To allocate a buffer, do not use Unpooled anymore. do the following:
ctx.alloc().buffer(...); // allocator chooses the buffer type.
ctx.alloc().heapBuffer(...);
ctx.alloc().directBuffer(...);
To deallocate a buffer, use the unsafe free() operation:
((UnsafeByteBuf) buf).free();
The following is the list of the relevant changes:
- Add ChannelInboundHandler.freeInboundBuffer() and
ChannelOutboundHandler.freeOutboundBuffer() to let a user free the
buffer he or she allocated. ChannelHandler adapter classes implement
is already, so most users won't need to call free() by themselves.
freeIn/OutboundBuffer() methods are invoked when a Channel is closed
and deregistered.
- All ByteBuf by contract must implement UnsafeByteBuf. To access an
unsafe operation: ((UnsafeByteBuf) buf).internalNioBuffer()
- Replace WrappedByteBuf and ByteBuf.Unsafe with UnsafeByteBuf to
simplify overall class hierarchy and to avoid unnecesary instantiation
of Unsafe instances on an unsafe operation.
- Remove buffer reference counting which is confusing
- Instantiate SwappedByteBuf lazily to avoid instantiation cost
- Rename ChannelFutureFactory to ChannelPropertyAccess and move common
methods between Channel and ChannelHandlerContext there. Also made it
package-private to hide it from a user.
- Remove unused unsafe operations such as newBuffer()
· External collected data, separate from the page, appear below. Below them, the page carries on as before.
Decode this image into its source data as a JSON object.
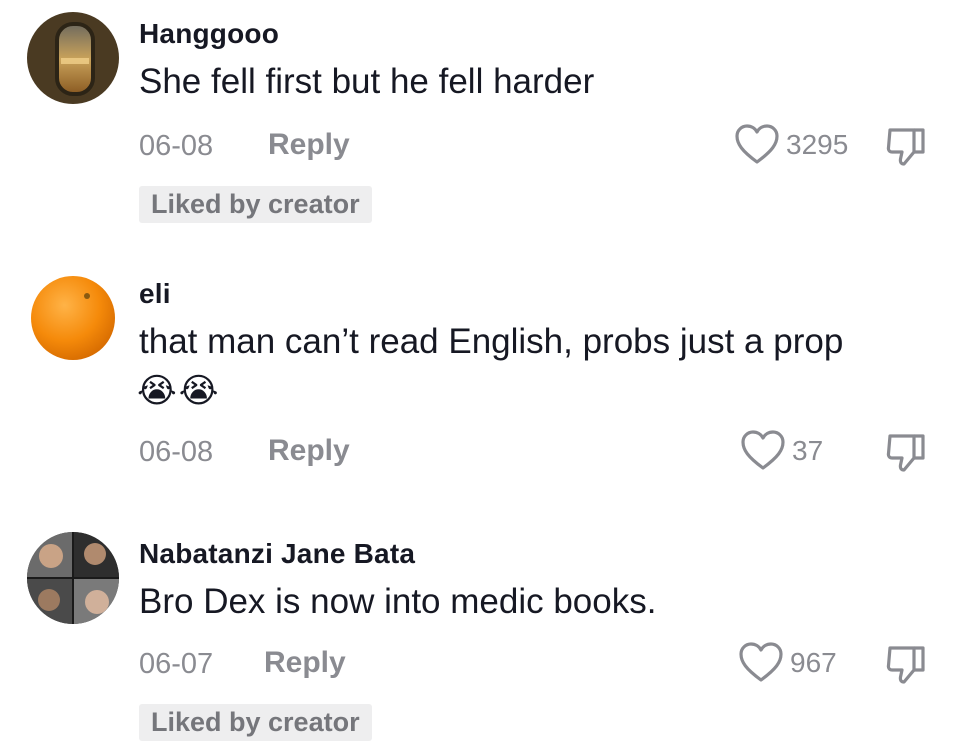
{
  "comments": [
    {
      "username": "Hanggooo",
      "text": "She fell first but he fell harder",
      "date": "06-08",
      "reply_label": "Reply",
      "likes": "3295",
      "badge": "Liked by creator",
      "avatar_icon": "airplane-window-sunset-avatar"
    },
    {
      "username": "eli",
      "text": "that man can’t read English, probs just a prop",
      "emojis": [
        "😭",
        "😭"
      ],
      "date": "06-08",
      "reply_label": "Reply",
      "likes": "37",
      "avatar_icon": "orange-fruit-avatar"
    },
    {
      "username": "Nabatanzi Jane Bata",
      "text": "Bro Dex is now into medic books.",
      "date": "06-07",
      "reply_label": "Reply",
      "likes": "967",
      "badge": "Liked by creator",
      "avatar_icon": "photo-collage-avatar"
    }
  ],
  "colors": {
    "text_primary": "#161823",
    "text_secondary": "#8a8b91",
    "badge_bg": "#eeeeef"
  }
}
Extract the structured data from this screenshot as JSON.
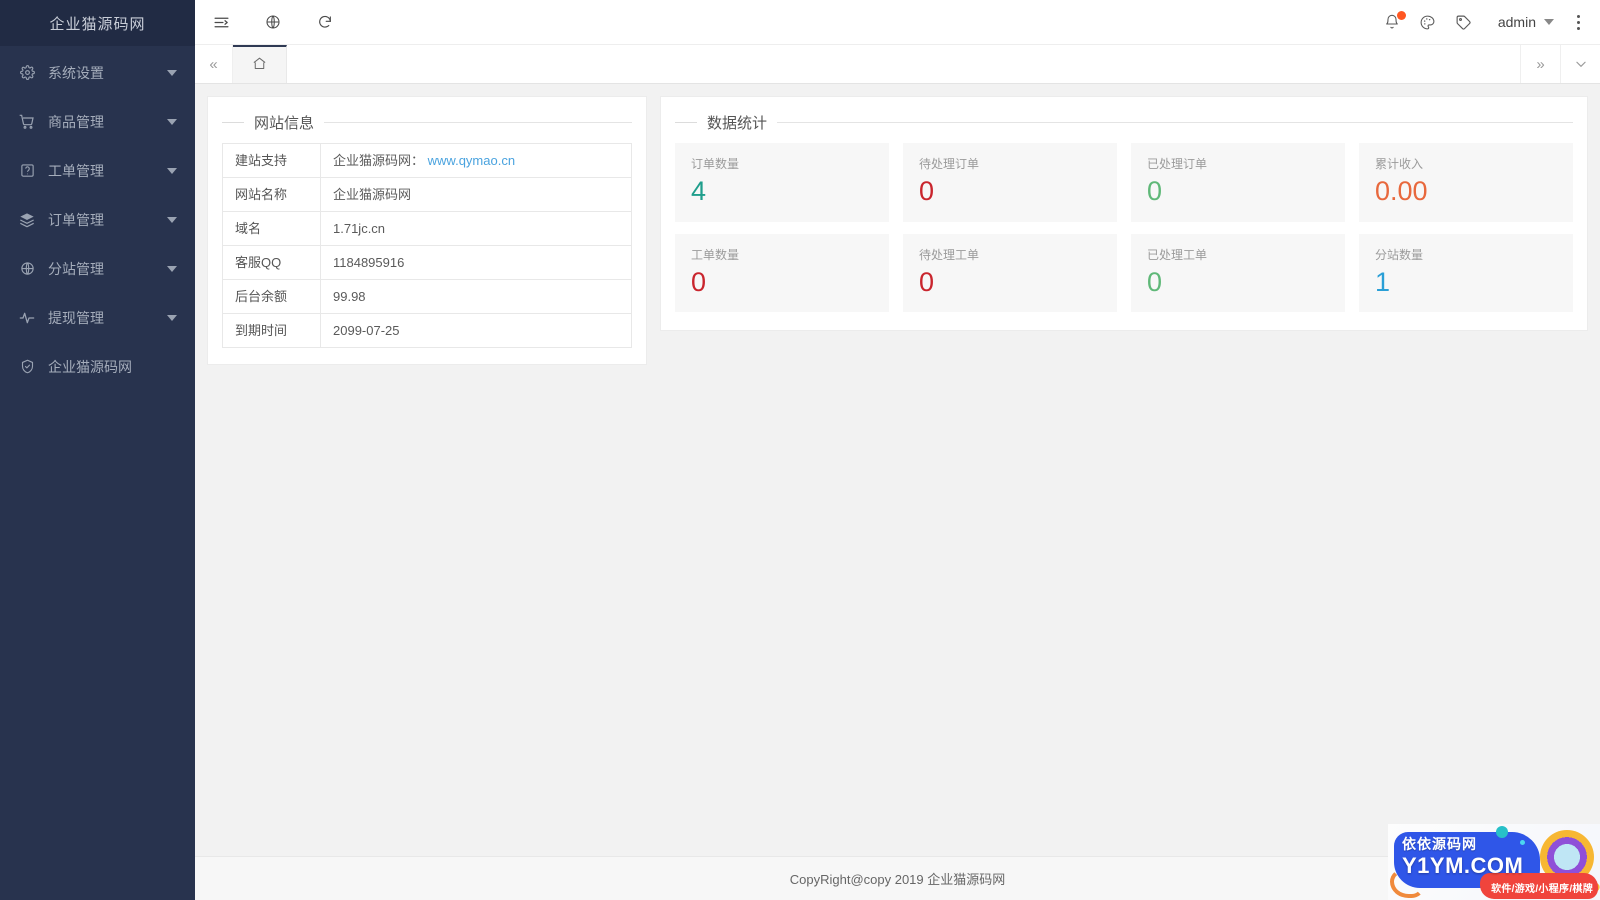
{
  "sidebar": {
    "logo": "企业猫源码网",
    "items": [
      {
        "label": "系统设置",
        "icon": "gear-icon",
        "has_submenu": true
      },
      {
        "label": "商品管理",
        "icon": "cart-icon",
        "has_submenu": true
      },
      {
        "label": "工单管理",
        "icon": "ticket-icon",
        "has_submenu": true
      },
      {
        "label": "订单管理",
        "icon": "layers-icon",
        "has_submenu": true
      },
      {
        "label": "分站管理",
        "icon": "globe-icon",
        "has_submenu": true
      },
      {
        "label": "提现管理",
        "icon": "pulse-icon",
        "has_submenu": true
      },
      {
        "label": "企业猫源码网",
        "icon": "shield-icon",
        "has_submenu": false
      }
    ]
  },
  "topbar": {
    "left_buttons": [
      {
        "name": "menu-toggle-icon",
        "title": "折叠菜单"
      },
      {
        "name": "globe-icon",
        "title": "前台首页"
      },
      {
        "name": "refresh-icon",
        "title": "刷新"
      }
    ],
    "right_icons": [
      {
        "name": "bell-icon",
        "title": "通知",
        "badge": true
      },
      {
        "name": "palette-icon",
        "title": "主题"
      },
      {
        "name": "tag-icon",
        "title": "标签"
      }
    ],
    "user": "admin"
  },
  "tabbar": {
    "prev_label": "«",
    "next_label": "»",
    "home_tab": "首页",
    "dropdown_label": "∨"
  },
  "info_panel": {
    "title": "网站信息",
    "rows": [
      {
        "key": "建站支持",
        "value": "企业猫源码网：",
        "link": "www.qymao.cn"
      },
      {
        "key": "网站名称",
        "value": "企业猫源码网",
        "link": ""
      },
      {
        "key": "域名",
        "value": "1.71jc.cn",
        "link": ""
      },
      {
        "key": "客服QQ",
        "value": "1184895916",
        "link": ""
      },
      {
        "key": "后台余额",
        "value": "99.98",
        "link": ""
      },
      {
        "key": "到期时间",
        "value": "2099-07-25",
        "link": ""
      }
    ]
  },
  "stats_panel": {
    "title": "数据统计",
    "cards": [
      {
        "label": "订单数量",
        "value": "4",
        "color": "#1f9e8c"
      },
      {
        "label": "待处理订单",
        "value": "0",
        "color": "#c9252d"
      },
      {
        "label": "已处理订单",
        "value": "0",
        "color": "#5fb878"
      },
      {
        "label": "累计收入",
        "value": "0.00",
        "color": "#e8683d"
      },
      {
        "label": "工单数量",
        "value": "0",
        "color": "#c9252d"
      },
      {
        "label": "待处理工单",
        "value": "0",
        "color": "#c9252d"
      },
      {
        "label": "已处理工单",
        "value": "0",
        "color": "#5fb878"
      },
      {
        "label": "分站数量",
        "value": "1",
        "color": "#2a9fd6"
      }
    ]
  },
  "footer": {
    "text": "CopyRight@copy 2019 企业猫源码网"
  },
  "watermark": {
    "cn_name": "依依源码网",
    "en_name": "Y1YM.COM",
    "tagline": "软件/游戏/小程序/棋牌"
  },
  "colors": {
    "sidebar_bg": "#28334e",
    "sidebar_header_bg": "#212b44",
    "accent_link": "#4aa3df",
    "notification_dot": "#ff5722",
    "content_bg": "#f2f2f2"
  }
}
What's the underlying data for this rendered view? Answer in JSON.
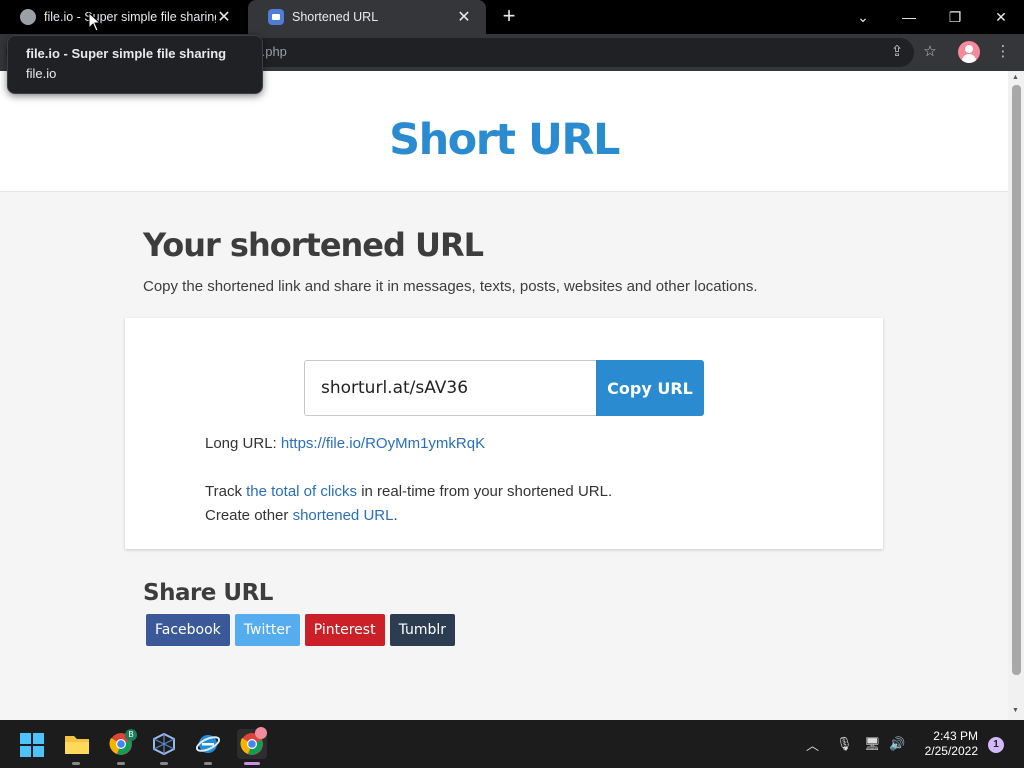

- Add DetectionUtil.canFreeDirectBuffer() so that an allocator decides
which buffer type to use safely
- Replace ByteBufferBackedByteBuf with DirectByteBuf
- Make DirectByteBuf and HeapByteBuf dynamic
- Remove DynamicByteBuf
- Replace Unpooled.dynamicBuffer() with Unpooled.buffer() and
directBuffer()
- Remove ByteBufFactory (will be replaced with ByteBufPool later)
- Add ByteBuf.Unsafe (might change in the future)
- ChannelInboundHandler and ChannelOutboundHandler does not have a type
parameter anymore.
- User should implement ChannelInboundMessageHandler or
ChannelOutboundMessageHandler.
- Add MessageBuf which replaces java.util.Queue
- Add ChannelBuf which is common type of ByteBuf and ChannelBuf
- ChannelBuffers was renamed to ByteBufs
- Add MessageBufs
- All these changes are going to replace ChannelBufferHolder.
- ChannelBuffer gives a perception that it's a buffer of a
channel, but channel's buffer is now a byte buffer or a message
buffer. Therefore letting it be as is is going to be confusing.
- Also prohibited a user from overriding
ChannelInbound(Byte|Message)HandlerAdapter. If a user wants to do
that, he or she should extend ChannelInboundHandlerAdapter instead.
- In computing, 'stream' means both byte stream and message stream,
which is confusing.
- Also, we were already mixing stream and byte in some places and
it's better use the terms consistently.